Alcoa, due operai su silos a 70 metri

Disperati, pronti ad un gesto estremo se non dovesse subire un rallentamento la fermata degli impianti Alcoa di Portovesme. Due operai dell'azienda di Portovesme, in Sardegna, sono saliti su un silos a 70 metri di altezza, così come accaduto nel novembre del 2009. Intanto i sindacati preparano la manifestazione di lunedì a Roma. FIOM: Governo intervenga subito, situazione drammatica

CAGLIARI - Disperati, pronti ad un gesto estremo se non dovesse subire un rallentamento la fermata degli impianti Alcoa di Portovesme. Due operai dell'azienda di Portovesme, in Sardegna, sono saliti su un silos a 70 metri di altezza, così come accaduto nel novembre del 2009. Anche allora si parlava di una fermata dell'impianto sulcitano per la produzione di alluminio. Un gesto pericoloso, quello dei due lavoratori che, come riferiscono i colleghi, sono in preda alla disperazione.
I sindacati, intanto, preparano la manifestazione a Roma in programma per il prossimo lunedì. Cgil-Cisl-Uil cercheranno di far sì che almeno 500 operai dell'Alcoa di Portovesme raggiungano Roma la prossima settimana. Insieme a loro anche sindaci e cittadini comuni.

FIOM: Governo intervenga subito, situazione drammatica - «La situazione di Alcoa è sempre più drammatica. Il ministro dello Sviluppo economico non può trincerarsi dietro alle difficoltà che incontra nella ricerca di una soluzione. Bisogna, invece, intervenire rapidamente anche per scongiurare qualsiasi esasperazione della vertenza». Lo dice il segretario nazionale della Fiom-Cgil, Laura Spezia.
«E' compito del Governo impedire che un'azienda come Alcoa, produttrice di un bene primario, quale l'alluminio, per l'industria del nostro paese possa chiudere e determinare un crollo occupazionale in un territorio già così provato come il Sulcis Iglesiente. Le istituzioni nazionali e regionali devono mettere in atto tutte le iniziative necessarie per assicurare un futuro allo stabilimento di Portovesme.
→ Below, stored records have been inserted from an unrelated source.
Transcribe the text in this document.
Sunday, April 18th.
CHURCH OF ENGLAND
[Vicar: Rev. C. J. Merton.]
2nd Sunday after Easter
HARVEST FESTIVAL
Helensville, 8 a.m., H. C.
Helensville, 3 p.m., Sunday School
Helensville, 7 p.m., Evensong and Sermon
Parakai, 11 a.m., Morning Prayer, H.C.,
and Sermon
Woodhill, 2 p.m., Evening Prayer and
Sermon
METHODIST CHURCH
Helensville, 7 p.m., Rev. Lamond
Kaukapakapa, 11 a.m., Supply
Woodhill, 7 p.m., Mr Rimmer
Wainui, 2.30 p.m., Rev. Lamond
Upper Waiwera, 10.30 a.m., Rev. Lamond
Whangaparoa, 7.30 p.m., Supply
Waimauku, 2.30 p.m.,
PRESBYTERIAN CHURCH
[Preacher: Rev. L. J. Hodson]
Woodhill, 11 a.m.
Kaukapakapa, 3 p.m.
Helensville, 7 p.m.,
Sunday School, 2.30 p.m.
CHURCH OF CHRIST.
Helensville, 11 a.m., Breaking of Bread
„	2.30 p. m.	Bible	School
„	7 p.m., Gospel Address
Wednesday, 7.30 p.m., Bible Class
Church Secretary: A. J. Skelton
Ciò a partire da un intervento sul costo dell'energia e da immediati investimenti nelle infrastrutture portuali se si vuole assicurare il futuro occupazionale e produttivo sia del territorio sia di un settore così importante per il nostro paese».
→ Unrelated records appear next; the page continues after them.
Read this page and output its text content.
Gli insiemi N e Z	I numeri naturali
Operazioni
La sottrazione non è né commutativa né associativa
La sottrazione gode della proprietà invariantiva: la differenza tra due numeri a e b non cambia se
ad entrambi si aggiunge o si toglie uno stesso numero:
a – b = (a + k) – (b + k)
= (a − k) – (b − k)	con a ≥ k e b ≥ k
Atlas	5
CISL: Da Governo azioni concrete per attrarre investitori - «E' necessario lavorare in queste ore con il massimo impegno e responsabilità per scongiurare il rischio della chiusura dell'impianto Alcoa di Portovesme che determinerebbe drammaticamente l'ennesimo colpo durissimo al nostro sistema industriale e all'economia della Sardegna». E' quanto sostiene in una nota il segretario confederale della Cisl Luigi Sbarra, intervenendo sulla vicenda Alcoa.
«Governo e forze politiche che conoscono da molto tempo la vertenza non possono solo prendere atto delle difficoltà di costruire sbocchi positivi, ma devono risolvere in tempi rapidi criticità di contesto che sono alla base di molte crisi aziendali, ricercando soluzioni strutturali anche con nuovi provvedimenti legislativi capaci di incoraggiare l'interesse di nuovi investitori rispetto al futuro di Alcoa e di altre realtà produttive».
«Il primo nodo da affrontare e risolvere - sottolinea Sbarra - è quello dell'alto costo dell'energia unito alle problematiche dell'adeguamento infrastrutturale che è alla base della crisi Alcoa come di altre aziende energivore».